Nos anos 1970, Pol Pot, um indivíduo que era filho único nascido em uma família rica e abastada, havia estudado na sua juventude em um prestigiado colégio francês para ricos, teve contatos com as obras de Karl Marx, e ficou apaixonado pelo Comunismo. Em 1976, o golpe dá certo, ele dissolve a monarquia e faz um discurso para a população, prometendo igualdade, democracia (hahahaha) e comida (hahahaha), enganando o povo.

Só que imediatamente que se torna líder de seu país, Pol Pot implanta um regime totalitário, estatizando tudo e fechando o país, e matando um monte de gente pelos motivos mais fúteis, como por exemplo: saber ler, usar óculos (portanto deve saber ler), falar outro idioma que não seja o khmer, não apoiar fervorosamente o governo, ficar doente ou sofrer um acidente, morre inútil!!!, ter uma religião, comer mais de 2 refeições por dia, ter mais de 5 dólares em alimentos ou algum bem, morra burguês!!!, sujar ou rasgar mesmo sem querer alguma foto de Pol Pot, não saudar a imagem de Pol Pot, ter deficiência físico-motora ou mental, ser de outra etnia como chinês ou vietnamita, errar a letra do hino ou das marchas, tentar fugir do país e principalmente, fazer qualquer crítica ou falar mal do governo, todas as residências e ambientes possuíam escutas escondidos.

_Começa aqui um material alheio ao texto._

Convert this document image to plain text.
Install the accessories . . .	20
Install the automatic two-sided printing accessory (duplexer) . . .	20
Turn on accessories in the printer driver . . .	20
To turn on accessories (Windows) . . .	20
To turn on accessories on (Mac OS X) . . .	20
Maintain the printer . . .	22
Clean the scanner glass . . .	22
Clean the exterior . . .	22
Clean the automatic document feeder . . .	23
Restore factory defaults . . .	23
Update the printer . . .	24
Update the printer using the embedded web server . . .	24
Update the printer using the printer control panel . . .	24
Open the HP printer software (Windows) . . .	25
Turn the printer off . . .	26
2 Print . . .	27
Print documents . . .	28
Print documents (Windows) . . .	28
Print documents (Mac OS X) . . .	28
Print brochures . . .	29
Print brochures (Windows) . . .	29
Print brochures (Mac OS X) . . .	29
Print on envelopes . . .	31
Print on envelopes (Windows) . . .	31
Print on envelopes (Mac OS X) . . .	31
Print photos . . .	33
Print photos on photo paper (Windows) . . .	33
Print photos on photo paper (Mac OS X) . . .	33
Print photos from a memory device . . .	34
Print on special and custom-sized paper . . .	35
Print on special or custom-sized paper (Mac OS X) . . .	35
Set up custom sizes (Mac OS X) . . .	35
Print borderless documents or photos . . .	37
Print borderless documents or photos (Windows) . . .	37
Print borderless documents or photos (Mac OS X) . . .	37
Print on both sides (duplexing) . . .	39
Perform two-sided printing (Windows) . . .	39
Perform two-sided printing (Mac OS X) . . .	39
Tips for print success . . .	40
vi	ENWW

Com isso, Pol Pot passa a ser odiado pelo mundo inteiro, até pelos comunistas, mas ironicamente foi apoiado pelos Estados Unidos, pois era aliado à China de Mao que na época estava em conflito com a União Soviética.

A República Popular do Camboja[editar]

Em 1979, sabendo de como ruim ia indo o governo de Pol Pot, o Vietnã invade o país, e a população cambojana recebe eles como salvadores, Pol Pot arrega para a Birmânia, sendo proclamada a República Popular do Camboja. A diferença da anterior é que em vez de ter uma média de 800 mil mortes por ano, esse número caiu para 80 mil.

Nos anos 1990, vendo o fracasso da economia socialista, o país liberou geral. Em 2015, o país entra na Terceira Guerra Mundial, invadindo o seu vizinho Tailândia, mas perde, mas com reforços chineses os derrota, ganhando alguns espólios.

No ano de 2017, a OTAN, ainda na WW3, invade o Camboja, e ele se rende, aqui que a República Popular é dissolvida, e dá lugar ao atual Reino do Camboja, um país capitalista e democraticamente autoritário.